Polimotor 2: plastics under the hood

Umberto Bianchi, Head of Marketing and Communications of the Solvay Specialty Polymers department, explains why his company decided to take on the Polimotor 2 challenge by taking part in the construction of a new plastic engine.
Polimotor 2: plastics under the hood
Polimotor 2: plastics under the hood

What pushed Solvay to take part in the creation of a plastic engine block ?

In the 80s, American engineer Matti Holtzberg designed the Polimotor based on a 2.3 litre Ford engine in which several metallic cast iron parts had been replaced with Torlon, a very strong and heat-resistant polyamide-imide currently produced by Solvay. 
The Polimotor worked but it was never installed in a production car. Doubtless, because, at that time, the uses for the polymer in complex mechanical workings were still limited due to moulding difficulties. 
Solvay is obviously excited to take on this new challenge with the construction of the new Polimotor 2 which will be tested in a racing car next year. We are all the more excited due to the larger range of solutions available to us.

What are your strengths, currently ?

Unlike the initial project that focused on a single polymer, we hope to test a wide range of high-performance plastics.
As part of the Polimotor 2 project, we will be replacing at least 10 of the engine's metallic components with parts manufactured from seven high-performance thermoplastics. In addition to the polyamide-imide Torlon that we have not abandoned, we will also be testing Amodel, a polyphthalamide, KetaSpire, a PEEK, AvaSpire, a PAEK, our PPSU Radel, and Ryton, a polyphenylene sulfide and Tecnoflon fluoroelastomers. Most of these polymers, which were not available in the 80s, are now widely used in the automotive industry, particularly for replacing metallic parts.

 

What do you expect from this arsenal in terms of technical achievements ?

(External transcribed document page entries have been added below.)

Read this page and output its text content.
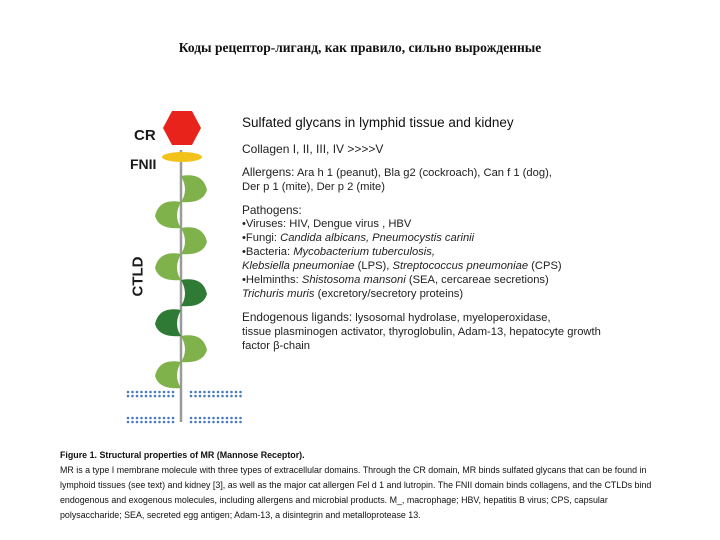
Коды рецептор-лиганд, как правило, сильно вырожденные
CR
FNII
CTLD
Sulfated glycans in lymphid tissue and kidney
Collagen I, II, III, IV >>>>V
Allergens: Ara h 1 (peanut), Bla g2 (cockroach), Can f 1 (dog),
Der p 1 (mite), Der p 2 (mite)
Pathogens:
•Viruses: HIV, Dengue virus , HBV
•Fungi: Candida albicans, Pneumocystis carinii
•Bacteria: Mycobacterium tuberculosis,
Klebsiella pneumoniae (LPS), Streptococcus pneumoniae (CPS)
•Helminths: Shistosoma mansoni (SEA, cercareae secretions)
Trichuris muris (excretory/secretory proteins)
Endogenous ligands: lysosomal hydrolase, myeloperoxidase,
tissue plasminogen activator, thyroglobulin, Adam-13, hepatocyte growth
factor β-chain
Figure 1. Structural properties of MR (Mannose Receptor).
MR is a type I membrane molecule with three types of extracellular domains. Through the CR domain, MR binds sulfated glycans that can be found in lymphoid tissues (see text) and kidney [3], as well as the major cat allergen Fel d 1 and lutropin. The FNII domain binds collagens, and the CTLDs bind endogenous and exogenous molecules, including allergens and microbial products. M_, macrophage; HBV, hepatitis B virus; CPS, capsular polysaccharide; SEA, secreted egg antigen; Adam-13, a disintegrin and metalloprotease 13.
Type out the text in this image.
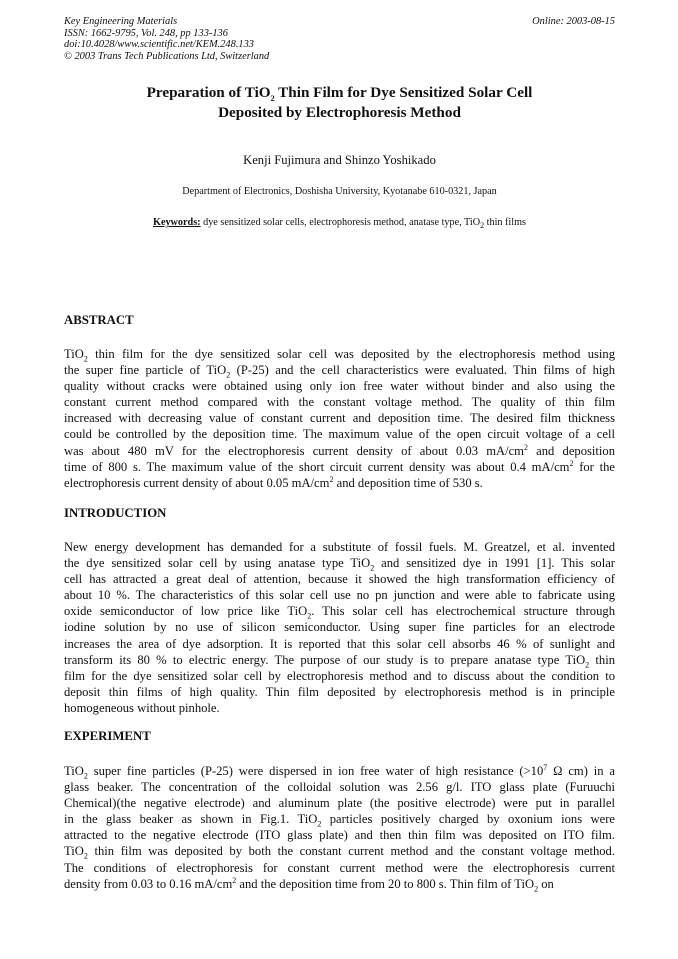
Key Engineering Materials
ISSN: 1662-9795, Vol. 248, pp 133-136
doi:10.4028/www.scientific.net/KEM.248.133
© 2003 Trans Tech Publications Ltd, Switzerland
Online: 2003-08-15
Preparation of TiO$_2$ Thin Film for Dye Sensitized Solar Cell
Deposited by Electrophoresis Method
Kenji Fujimura and Shinzo Yoshikado
Department of Electronics, Doshisha University, Kyotanabe 610-0321, Japan
Keywords: dye sensitized solar cells, electrophoresis method, anatase type, TiO$_2$ thin films
ABSTRACT
TiO$_2$ thin film for the dye sensitized solar cell was deposited by the electrophoresis method using
the super fine particle of TiO$_2$ (P-25) and the cell characteristics were evaluated. Thin films of high
quality without cracks were obtained using only ion free water without binder and also using the
constant current method compared with the constant voltage method. The quality of thin film
increased with decreasing value of constant current and deposition time. The desired film thickness
could be controlled by the deposition time. The maximum value of the open circuit voltage of a cell
was about 480 mV for the electrophoresis current density of about 0.03 $mA/cm^2$ and deposition
time of 800 s. The maximum value of the short circuit current density was about 0.4 $mA/cm^2$ for the
electrophoresis current density of about 0.05 $mA/cm^2$ and deposition time of 530 s.
INTRODUCTION
New energy development has demanded for a substitute of fossil fuels. M. Greatzel, et al. invented
the dye sensitized solar cell by using anatase type TiO$_2$ and sensitized dye in 1991 [1]. This solar
cell has attracted a great deal of attention, because it showed the high transformation efficiency of
about 10 %. The characteristics of this solar cell use no pn junction and were able to fabricate using
oxide semiconductor of low price like TiO$_2$. This solar cell has electrochemical structure through
iodine solution by no use of silicon semiconductor. Using super fine particles for an electrode
increases the area of dye adsorption. It is reported that this solar cell absorbs 46 % of sunlight and
transform its 80 % to electric energy. The purpose of our study is to prepare anatase type TiO$_2$ thin
film for the dye sensitized solar cell by electrophoresis method and to discuss about the condition to
deposit thin films of high quality. Thin film deposited by electrophoresis method is in principle
homogeneous without pinhole.
EXPERIMENT
TiO$_2$ super fine particles (P-25) were dispersed in ion free water of high resistance ($>10^7$ Ω cm) in a
glass beaker. The concentration of the colloidal solution was 2.56 g/l. ITO glass plate (Furuuchi
Chemical)(the negative electrode) and aluminum plate (the positive electrode) were put in parallel
in the glass beaker as shown in Fig.1. TiO$_2$ particles positively charged by oxonium ions were
attracted to the negative electrode (ITO glass plate) and then thin film was deposited on ITO film.
TiO$_2$ thin film was deposited by both the constant current method and the constant voltage method.
The conditions of electrophoresis for constant current method were the electrophoresis current
density from 0.03 to 0.16 $mA/cm^2$ and the deposition time from 20 to 800 s. Thin film of TiO$_2$ on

Beyond the enthusiasm created by the challenge, this collaborative project should pave the way for technological breakthroughs in the automotive industry, by meeting the challenge of vehicle weight reduction currently driving manufacturers who want to be the first to meet the future CO2 emission standards.
However, until now, the engine, which is mainly made of metal, is the heaviest part of a car. 
As the leading supplier of high-performance polymers for the world's automotive industry, Solvay has to show that it has the solutions for meeting these environmental challenges. And therefore that it is also able to meet the technical challenges in the same area.

More concretely, we have costed our ambitions: the first Polimotor installed in the Ford Pinto weighed 70 kg while its metal counterpart weighed 188 kg. We aim to build an engine weighing between 63 and 67 kilos, i.e. 40 kg less than a modern engine of the same capacity.

Which metal parts of the engine will be made from your polymers ?

The seven thermoplastic materials I listed should enable 10 metal parts of the engine to be replaced: the water pump, the oil pump, water inputs and outputs, the throttle body, the fuel rail and the sprockets. However, metal will still be used in the Polimotor for the four combustion chambers and the cylinder bores that are mechanically machined.
Our new engine block is designed to be tested in a competition, in 2016, on a Norma Concept M-20, a type of car intended for endurance events, during the "Lime Rock Park" race taking in place in Connecticut, in the United States. We are obviously also aiming for applications in consumer cars after the event.

What possible industrial applications could be considered in the short term?

Two components could already be manufactured from high-performance polymers. They are the water inputs and outputs connected to the cooling circuit and the throttle body which sends air to the engine through a moveable valve system.
However, our approach doubtless opens up many other alternatives for traditional engines and hybrid engine, and even for electric vehicles.
Several leading equipment manufacturers have contacted us to express their interest in the advances made during the Polimotor 2 and they are eager to know how they could apply this technology to their vehicles' platforms.